Recently, as I’m sure you know, former MP Mauril Belanger’s mission posthumously came to fruition, as the bill was passed that changed a particular line in the lyrics of O Canada to make it gender-neutral.
Depending on who you ask, this de-gendering of our most uniting and patriotic of songs may elicit a listless shrug, maybe some chuckles at the anger – and yes, lots and lots of anger.
Federal Conservative opposition leader Andrew Scheer – in what I can only imagine is him milking every possible opportunity to differentiate himself from Justin Trudeau and the federal Liberals in any way possible – heroically announced that he wouldn’t sing the changed lyrics until they were codified as law.
Side note: a friend of mine rather fittingly described the fiery public indignation from some over a simple shift in the semantics of the national anthem to “a five-year old throwing a hissy-fit,” and I have to say, I agree.
The main thrust of the opposition to the changing of the national anthem’s lyrics is “it’s political correctness run amok,” and that the Liberal government is working to undermine Canada’s proud legacy by making the national anthem as antiseptically clean as possible of any suggestion that there are differences between the genders.
And it couldn’t have come at a better time, could it, with Trudeau himself maundering (read: “joking”) about the semantics of the word, mankind.
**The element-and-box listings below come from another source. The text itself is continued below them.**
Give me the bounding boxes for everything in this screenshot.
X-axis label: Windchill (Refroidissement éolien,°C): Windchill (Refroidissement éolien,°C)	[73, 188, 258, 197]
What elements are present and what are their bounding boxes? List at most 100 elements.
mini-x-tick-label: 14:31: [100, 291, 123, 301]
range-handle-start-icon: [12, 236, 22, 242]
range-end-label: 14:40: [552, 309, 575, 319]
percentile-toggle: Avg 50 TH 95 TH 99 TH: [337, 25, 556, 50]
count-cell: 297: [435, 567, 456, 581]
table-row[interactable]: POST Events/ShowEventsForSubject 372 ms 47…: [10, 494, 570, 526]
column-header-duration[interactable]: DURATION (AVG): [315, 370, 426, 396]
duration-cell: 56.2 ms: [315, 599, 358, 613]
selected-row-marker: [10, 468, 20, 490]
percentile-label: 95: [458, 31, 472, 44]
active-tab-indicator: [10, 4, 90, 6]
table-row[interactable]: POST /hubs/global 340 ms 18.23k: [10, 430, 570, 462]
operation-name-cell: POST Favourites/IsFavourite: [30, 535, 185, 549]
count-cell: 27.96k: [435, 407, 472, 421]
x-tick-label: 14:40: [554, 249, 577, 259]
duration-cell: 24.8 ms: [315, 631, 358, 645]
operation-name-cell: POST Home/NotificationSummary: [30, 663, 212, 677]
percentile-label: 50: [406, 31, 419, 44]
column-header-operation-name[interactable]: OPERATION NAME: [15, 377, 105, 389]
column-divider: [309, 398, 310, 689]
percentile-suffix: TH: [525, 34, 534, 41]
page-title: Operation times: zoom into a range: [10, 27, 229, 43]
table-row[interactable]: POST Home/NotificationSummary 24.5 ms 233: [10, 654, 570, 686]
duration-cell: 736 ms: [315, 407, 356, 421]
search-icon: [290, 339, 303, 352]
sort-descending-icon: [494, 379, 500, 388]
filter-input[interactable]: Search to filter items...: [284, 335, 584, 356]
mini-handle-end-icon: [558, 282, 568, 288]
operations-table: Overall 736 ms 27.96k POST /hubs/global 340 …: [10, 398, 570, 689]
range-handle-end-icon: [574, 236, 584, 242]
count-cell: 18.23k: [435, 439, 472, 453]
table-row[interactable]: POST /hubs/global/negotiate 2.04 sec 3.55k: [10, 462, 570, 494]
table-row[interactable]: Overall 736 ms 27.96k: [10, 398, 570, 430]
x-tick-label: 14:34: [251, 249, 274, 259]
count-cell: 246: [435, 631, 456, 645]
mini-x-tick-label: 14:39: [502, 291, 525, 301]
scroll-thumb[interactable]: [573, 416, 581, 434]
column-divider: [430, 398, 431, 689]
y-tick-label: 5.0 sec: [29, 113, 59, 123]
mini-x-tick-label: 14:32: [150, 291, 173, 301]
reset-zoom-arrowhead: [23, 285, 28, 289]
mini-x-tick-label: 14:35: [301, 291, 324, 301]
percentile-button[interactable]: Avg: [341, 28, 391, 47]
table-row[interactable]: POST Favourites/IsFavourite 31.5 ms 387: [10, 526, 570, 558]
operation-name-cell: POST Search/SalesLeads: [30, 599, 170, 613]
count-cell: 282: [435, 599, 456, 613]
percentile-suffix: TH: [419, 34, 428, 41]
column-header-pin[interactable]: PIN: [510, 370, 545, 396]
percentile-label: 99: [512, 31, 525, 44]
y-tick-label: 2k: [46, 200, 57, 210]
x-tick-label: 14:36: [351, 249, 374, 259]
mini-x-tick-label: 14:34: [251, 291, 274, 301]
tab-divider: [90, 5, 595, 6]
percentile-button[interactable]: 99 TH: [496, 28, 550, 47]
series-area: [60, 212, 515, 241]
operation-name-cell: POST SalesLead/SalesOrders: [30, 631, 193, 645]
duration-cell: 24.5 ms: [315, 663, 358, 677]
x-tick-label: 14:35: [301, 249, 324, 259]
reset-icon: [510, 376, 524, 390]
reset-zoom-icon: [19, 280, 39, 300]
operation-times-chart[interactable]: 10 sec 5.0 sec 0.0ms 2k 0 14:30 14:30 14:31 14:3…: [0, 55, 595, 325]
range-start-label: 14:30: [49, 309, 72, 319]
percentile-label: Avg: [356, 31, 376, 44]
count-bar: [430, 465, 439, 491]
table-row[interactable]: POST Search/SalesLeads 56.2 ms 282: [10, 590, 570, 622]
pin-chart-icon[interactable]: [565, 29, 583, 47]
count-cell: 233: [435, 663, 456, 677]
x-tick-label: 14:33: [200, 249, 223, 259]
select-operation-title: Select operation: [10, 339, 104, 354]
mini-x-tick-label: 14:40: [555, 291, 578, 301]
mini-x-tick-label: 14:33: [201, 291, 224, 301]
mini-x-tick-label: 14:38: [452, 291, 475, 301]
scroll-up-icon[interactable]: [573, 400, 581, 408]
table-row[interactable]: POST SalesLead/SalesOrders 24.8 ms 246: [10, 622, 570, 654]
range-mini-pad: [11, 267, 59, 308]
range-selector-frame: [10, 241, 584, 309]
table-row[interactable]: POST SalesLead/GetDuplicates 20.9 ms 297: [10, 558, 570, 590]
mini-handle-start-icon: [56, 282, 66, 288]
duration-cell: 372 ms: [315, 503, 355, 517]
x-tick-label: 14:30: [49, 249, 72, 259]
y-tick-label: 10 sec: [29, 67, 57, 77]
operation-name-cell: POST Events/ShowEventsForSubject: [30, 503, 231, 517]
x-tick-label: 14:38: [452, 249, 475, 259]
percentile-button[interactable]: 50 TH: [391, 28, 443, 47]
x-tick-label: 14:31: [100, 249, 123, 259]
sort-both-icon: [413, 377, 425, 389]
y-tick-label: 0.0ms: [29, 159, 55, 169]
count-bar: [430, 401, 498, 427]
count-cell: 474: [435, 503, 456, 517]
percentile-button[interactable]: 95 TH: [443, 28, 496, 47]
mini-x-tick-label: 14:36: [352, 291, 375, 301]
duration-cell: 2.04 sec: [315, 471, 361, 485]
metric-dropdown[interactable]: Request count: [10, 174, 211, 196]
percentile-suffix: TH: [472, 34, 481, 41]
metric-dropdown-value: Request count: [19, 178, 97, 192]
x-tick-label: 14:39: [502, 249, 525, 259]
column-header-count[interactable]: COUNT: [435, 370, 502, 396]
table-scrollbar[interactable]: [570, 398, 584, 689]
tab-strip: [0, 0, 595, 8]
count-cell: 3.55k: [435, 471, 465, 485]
It’s, to say the least, a pretty trifling thing to lose credibility over.
To save you the trouble of sifting through angry internet comments, I’ll distill the basic thrust of the argument against changing “in all our sons command” to “in all of us command.” The basic argument is one for historical continuity. People are resistant to change. Especially people who don’t understand the history of O Canada, and just how much change was involved in the song itself before we got to this point.
Personally, I find it amusing people are trying to cite history as a rationale not to change the national anthem, because most people using the “if it ain’t broke, don’t fix it”argument don’t realize “in all our sons command” was a change made to the anthem. The original anthem, by the way, if we’re going to be historical purists, was written by a number of people in Quebec, looking for a French alternative to “God Save the Queen,” in the late 19th century.
It was over 20 years from then before O Canada was even written in English, to begin with.
Even then, in the first English translation of the anthem, the line that everyone has their knickers in a knot went like this: “True patriot love, thou dost in us command.” That, technically the “original” English version of the song, is pretty conspicuously void of any mention of gender.
So, technically, changing that particular lyric to one that is gender-neutral is making the national anthem more like the original version. That kind of makes you question what the people angry over the lyric change are really upset about, doesn’t it?